There are several winners in each category.
Compression
This category important if you need smallest data size (on wire, in store…). Look at the Size: Avg measurement. All winners in this category use proprietary unreadable formats.
Winners are:
- Solar.Bois
- Avro
- Solar.Bois
- MsgPack
- MessageSharkSerializer
- NetSerializer
- Bond
- ProtoBuf
Notes:
- All Json serializers create strings with almost the same size.
- You can see the output serialized strings. They written to the trace output, so use DebugViw to see them.
- Many Json serializers do not work well with DateTime format out-of-box. Only NetSerializer and Json.Net take care of DateTime format without additional customization.
Speed on Single Run
This category important, if you only need make a single serialization/deserialization. Look at the Max measurement.
Winners are:
- Microsoft NetDataContract (surprise)
- Json.Net
- Microsoft Binary
Notes:
- Avro, Bond, and NetSerializer also show good results.
- Jil shows the worst result but, again, it means nothing.
- Serializers show biggest incoherence in this category.
Speed on the Large Scale
This category important, if you need many serialization/deserialization acts on the same objects. Look at the Min and Avg:-90% measurements.
Winners are:
- NetJSON
- Bond
- MessageSharkSerializer
- NetSerializer
- Jil
- Avro
- ProtoBuf
- Solar.Bois
Notes:
- MsgPack and BondJson also show good results.
Speed on Several Cycles
Winners are:
- Avro
- Bond
- NetSerializer
- Json.Net
This category important, if you need several serialization/deserialization acts on the same objects.

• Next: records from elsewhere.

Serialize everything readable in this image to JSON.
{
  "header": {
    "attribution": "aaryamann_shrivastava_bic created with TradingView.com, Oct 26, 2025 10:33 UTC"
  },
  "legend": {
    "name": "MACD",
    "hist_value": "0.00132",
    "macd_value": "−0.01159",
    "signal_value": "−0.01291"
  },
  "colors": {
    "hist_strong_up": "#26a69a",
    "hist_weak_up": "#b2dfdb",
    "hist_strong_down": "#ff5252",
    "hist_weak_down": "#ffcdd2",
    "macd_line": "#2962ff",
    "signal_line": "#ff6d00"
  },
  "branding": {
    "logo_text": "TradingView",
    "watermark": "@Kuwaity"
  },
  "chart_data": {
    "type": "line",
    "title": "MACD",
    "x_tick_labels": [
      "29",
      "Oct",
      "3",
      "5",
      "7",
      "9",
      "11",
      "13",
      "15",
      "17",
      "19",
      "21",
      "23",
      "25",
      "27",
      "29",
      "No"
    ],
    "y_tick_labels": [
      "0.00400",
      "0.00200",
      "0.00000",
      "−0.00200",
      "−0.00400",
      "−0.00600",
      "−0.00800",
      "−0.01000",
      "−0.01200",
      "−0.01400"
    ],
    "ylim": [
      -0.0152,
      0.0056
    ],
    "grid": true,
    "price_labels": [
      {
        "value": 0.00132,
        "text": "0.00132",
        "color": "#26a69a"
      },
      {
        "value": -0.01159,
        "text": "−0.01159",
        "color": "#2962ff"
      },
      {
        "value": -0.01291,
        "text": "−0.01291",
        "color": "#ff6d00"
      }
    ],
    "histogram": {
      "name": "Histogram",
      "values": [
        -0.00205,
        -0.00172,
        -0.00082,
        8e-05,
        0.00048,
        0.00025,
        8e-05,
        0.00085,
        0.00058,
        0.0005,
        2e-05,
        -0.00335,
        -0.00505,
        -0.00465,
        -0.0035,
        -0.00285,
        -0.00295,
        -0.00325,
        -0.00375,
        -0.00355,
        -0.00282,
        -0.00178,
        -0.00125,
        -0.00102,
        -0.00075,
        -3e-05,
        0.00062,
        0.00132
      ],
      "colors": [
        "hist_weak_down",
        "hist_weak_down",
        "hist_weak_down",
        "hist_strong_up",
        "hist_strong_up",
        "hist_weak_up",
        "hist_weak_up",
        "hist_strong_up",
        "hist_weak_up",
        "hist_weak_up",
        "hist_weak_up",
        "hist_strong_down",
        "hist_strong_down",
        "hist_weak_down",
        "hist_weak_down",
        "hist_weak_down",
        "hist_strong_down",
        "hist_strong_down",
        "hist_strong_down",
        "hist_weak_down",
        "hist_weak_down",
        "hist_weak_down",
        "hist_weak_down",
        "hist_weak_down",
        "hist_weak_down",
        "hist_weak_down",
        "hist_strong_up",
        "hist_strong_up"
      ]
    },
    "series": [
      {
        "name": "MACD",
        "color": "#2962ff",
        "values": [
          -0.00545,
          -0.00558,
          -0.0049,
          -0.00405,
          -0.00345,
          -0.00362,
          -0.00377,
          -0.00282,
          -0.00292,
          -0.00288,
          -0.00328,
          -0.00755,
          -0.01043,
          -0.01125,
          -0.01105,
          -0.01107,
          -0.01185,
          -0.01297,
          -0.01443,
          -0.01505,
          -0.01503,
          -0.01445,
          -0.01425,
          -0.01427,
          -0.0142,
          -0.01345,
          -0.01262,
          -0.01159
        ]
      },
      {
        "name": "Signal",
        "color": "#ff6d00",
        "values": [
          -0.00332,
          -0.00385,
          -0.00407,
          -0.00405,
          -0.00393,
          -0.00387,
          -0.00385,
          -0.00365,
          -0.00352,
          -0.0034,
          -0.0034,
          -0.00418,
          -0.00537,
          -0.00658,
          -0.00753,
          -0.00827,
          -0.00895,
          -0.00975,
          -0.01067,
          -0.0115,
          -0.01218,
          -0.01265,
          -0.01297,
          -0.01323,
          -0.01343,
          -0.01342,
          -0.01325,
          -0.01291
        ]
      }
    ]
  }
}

Look at the Avg:-100% measurement. It is a mix of slowest and fastest times. As you can see, MessageShark, Jil and ProtoBuf not in leaders anymore because of the suboptimal initialization. But Json.Net now is a leader because of good initialization time on our test data.
Notes:
- The classic Json.Net serializer used in two Json.Net (Helper) and Json.Net (Stream) tests. Tests show the difference between using the streams and the serializer helper classes. Helper classes could seriously decrease performance. Therefore, streams are the good way to keep up to the fast speed without too much hassle.
- The first call to serializer initializes the serializer, that is why it might take thousand times faster to the following calls.
- For Microsoft Avro my simple serialization interface is patched. For some reason it is not possible to pass generic T type into it. Type was hardcoded. Because of this hack, Avro makes tests faster.
- Json and Binary formats bring not too much difference in compacting the serialized strings.
- Serialization of the classes with explicit constructors usually has negative impact on the serialization speed. That’s why test class (Person) creation is implemented not by constructor but by a method.
- Many serializers do not work well with Json DateTime format out-of-box. Only NetSerializer and Json.Net take care of DateTime format without special treatment.
- Test prints the test results on the console. It also traces the errors and the serialized strings, which can be seen in DebugView for example.
- The Apolyton.Json and HaveBoxJSON serializers failed in tests, that why we see zeroes in several measurements.